Marschallplan für's Baltikum

■ Juris Rosenvalds ist Historiker und Vertreter der Bremer Partnerstadt Riga

taz: In der letzten Zeit hat sich Gorbatschow für eine zunehmend brutale Vorgehensweise im Baltikum entschieden. Ist das nun das Ende der Perestroika?

Juris Rosenvalds: Das ist das logische Resultat seiner Politik. Gorbatschow hatte immer eine sehr begrenzte Auffassung von Perestroika. Seine Perestroika sollte das Imperium und das Monopol der KPdSU erhalten. Er wollte immer nur die Fassade der UdSSR verschönern.

Auch im Baltikum hat man ihn doch lautstark unterstützt.

Ja, bis zu einer gewissen Grenze. Aber jetzt gibt es tiefliegende Meinungsverschiedenheiten zwischen Gorbatschow und den Volksbewegungen der baltischen Republiken. Uns geht es um Demokratisierung aller Republiken.

Die baltischen Republiken haben einen Vertrag mit Rußland abgeschlossen. Worum geht es dabei?

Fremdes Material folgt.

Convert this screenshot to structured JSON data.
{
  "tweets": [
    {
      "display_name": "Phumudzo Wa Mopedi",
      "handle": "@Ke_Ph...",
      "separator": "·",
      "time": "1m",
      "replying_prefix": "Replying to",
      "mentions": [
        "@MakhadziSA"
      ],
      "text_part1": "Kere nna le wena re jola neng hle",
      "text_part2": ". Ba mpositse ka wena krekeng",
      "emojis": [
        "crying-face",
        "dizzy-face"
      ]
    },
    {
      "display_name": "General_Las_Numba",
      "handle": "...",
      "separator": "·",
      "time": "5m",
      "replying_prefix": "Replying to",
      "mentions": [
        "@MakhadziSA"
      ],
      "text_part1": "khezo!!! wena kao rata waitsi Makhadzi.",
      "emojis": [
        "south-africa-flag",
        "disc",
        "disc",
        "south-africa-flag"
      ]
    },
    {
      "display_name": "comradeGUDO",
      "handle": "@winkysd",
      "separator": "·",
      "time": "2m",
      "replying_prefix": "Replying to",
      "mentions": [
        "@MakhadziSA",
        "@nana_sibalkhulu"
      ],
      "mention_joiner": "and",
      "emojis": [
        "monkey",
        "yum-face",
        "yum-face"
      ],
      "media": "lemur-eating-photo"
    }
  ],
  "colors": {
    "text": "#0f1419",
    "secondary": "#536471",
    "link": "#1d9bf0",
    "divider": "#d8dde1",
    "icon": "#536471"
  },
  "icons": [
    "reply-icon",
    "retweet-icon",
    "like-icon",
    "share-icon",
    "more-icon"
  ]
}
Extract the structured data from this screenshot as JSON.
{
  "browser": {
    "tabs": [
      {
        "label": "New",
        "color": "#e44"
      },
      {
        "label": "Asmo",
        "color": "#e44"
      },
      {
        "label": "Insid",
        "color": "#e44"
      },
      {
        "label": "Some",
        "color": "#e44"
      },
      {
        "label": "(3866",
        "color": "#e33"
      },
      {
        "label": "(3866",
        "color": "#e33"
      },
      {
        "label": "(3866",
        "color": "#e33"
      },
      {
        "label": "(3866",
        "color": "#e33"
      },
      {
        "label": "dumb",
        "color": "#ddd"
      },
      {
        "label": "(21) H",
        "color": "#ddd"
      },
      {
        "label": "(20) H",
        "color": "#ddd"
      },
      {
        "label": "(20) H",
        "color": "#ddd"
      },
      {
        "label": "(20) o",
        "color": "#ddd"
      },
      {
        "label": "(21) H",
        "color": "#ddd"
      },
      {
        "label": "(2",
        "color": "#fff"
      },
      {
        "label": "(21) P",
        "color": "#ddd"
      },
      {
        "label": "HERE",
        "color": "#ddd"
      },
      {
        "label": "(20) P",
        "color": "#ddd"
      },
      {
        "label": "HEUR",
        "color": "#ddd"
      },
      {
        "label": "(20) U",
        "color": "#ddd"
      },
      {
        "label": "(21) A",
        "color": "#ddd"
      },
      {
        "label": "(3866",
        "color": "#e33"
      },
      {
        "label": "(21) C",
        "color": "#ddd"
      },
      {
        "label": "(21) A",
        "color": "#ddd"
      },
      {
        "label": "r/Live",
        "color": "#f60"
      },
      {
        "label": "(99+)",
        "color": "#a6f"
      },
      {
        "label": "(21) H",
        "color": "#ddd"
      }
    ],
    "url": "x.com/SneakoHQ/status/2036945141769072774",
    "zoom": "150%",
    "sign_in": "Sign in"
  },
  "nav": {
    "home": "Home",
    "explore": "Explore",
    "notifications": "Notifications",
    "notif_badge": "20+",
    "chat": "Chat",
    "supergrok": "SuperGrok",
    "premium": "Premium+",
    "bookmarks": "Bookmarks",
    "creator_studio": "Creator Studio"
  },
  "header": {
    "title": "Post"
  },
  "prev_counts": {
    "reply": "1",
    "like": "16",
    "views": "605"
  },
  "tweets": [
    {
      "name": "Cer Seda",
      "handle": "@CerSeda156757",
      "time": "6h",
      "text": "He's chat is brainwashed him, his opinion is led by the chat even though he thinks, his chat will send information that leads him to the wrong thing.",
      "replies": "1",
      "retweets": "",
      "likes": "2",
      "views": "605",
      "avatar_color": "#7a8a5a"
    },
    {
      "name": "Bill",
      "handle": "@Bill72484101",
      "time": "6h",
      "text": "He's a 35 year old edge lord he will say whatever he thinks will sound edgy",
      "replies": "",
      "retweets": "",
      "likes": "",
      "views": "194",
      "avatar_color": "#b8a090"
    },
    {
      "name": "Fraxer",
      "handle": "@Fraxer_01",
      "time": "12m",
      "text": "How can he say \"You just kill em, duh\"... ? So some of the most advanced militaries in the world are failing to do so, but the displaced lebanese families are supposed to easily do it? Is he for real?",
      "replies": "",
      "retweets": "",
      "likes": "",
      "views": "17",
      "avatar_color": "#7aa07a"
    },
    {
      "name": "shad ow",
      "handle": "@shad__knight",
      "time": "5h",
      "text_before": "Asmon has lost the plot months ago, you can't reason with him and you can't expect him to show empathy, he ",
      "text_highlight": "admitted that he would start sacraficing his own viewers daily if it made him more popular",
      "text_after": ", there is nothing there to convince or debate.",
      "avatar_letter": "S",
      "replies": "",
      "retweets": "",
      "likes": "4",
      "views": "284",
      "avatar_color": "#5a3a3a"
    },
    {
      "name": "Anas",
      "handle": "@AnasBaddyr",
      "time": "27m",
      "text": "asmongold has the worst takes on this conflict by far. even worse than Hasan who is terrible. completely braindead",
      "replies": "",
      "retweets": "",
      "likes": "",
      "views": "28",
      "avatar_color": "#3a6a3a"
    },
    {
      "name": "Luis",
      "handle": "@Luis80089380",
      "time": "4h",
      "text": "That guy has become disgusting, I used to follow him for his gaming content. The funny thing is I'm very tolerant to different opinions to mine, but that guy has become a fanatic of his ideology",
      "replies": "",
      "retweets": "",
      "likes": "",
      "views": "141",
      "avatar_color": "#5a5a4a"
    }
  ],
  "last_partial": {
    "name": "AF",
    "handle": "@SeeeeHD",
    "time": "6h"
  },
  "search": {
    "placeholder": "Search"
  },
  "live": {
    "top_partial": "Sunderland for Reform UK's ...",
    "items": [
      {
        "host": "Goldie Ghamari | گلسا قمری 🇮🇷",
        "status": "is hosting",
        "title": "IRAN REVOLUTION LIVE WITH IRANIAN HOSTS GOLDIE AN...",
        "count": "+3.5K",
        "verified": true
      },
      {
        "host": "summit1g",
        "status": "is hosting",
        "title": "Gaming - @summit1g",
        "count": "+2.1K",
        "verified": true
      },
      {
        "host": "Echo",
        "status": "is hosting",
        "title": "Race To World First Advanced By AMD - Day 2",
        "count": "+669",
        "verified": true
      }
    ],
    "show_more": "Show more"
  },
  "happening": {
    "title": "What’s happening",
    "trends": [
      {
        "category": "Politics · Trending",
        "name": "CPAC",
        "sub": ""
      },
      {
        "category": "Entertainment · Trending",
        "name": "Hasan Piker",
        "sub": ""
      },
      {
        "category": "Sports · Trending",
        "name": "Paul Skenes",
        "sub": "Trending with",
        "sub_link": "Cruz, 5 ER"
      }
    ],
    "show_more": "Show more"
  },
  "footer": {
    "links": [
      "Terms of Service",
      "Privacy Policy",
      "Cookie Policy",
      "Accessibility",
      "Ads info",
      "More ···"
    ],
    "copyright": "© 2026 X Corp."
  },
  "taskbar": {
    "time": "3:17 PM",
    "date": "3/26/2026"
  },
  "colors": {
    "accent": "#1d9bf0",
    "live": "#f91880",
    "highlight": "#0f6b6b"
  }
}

Das ist kein richtiger Vertrag, sondern eine Deklaration, in der die gegenseitige Souveränität und Unabhängigkeit jeder Republik festgelegt wurde.

Wäre es nicht besser, Kompromisse zu machen, um die Situation nicht weiter zu verschärfen?

Hier muß man genau unterscheiden. Gorbatschow will, daß Moskau den Republiken sagt, welche Vollmachten sie haben. Das ist praktisch der neue Aufguß des alten Unionsvertrag. Die Vereinbarungen aber, die zwischen den Republiken abgeschlossen werden, sind der Anfang einer Union von unten. Wir im Baltikum hatten ja bereits einmal einen unabhängigen Staat und wollen auch jetzt nicht darauf verzichten.

Was für eine Rolle spielt der Westen bei dem Unabhängigkeitskampf des Baltikums?

Der Westen hat sich zu einseitig auf Gorbatschow konzentriert und ihn fast bedingungslos unterstützt. Man hat hier nicht begriffen, daß sich in der UdSSR ein zweites Machtzentrum herausbildet, die mehr oder weniger demokratisch gewählten Regierungen der Republiken. Der Westen hätte sich auf beide orientieren müssen, so wäre eine Art Balance der Kräfte entstanden. Die einseitige Orientierung führte zu einem Patt mit Moskau, nachdem das Baltikum seine Unabhängigkeit verkündet hatte. Es lief gar nichts mehr. Auch der Westen hat nichts getan. Und das führte zur Stärkung der radikalen Kräfte.

Was hätte zum Beispiel die BRD konkret tun können?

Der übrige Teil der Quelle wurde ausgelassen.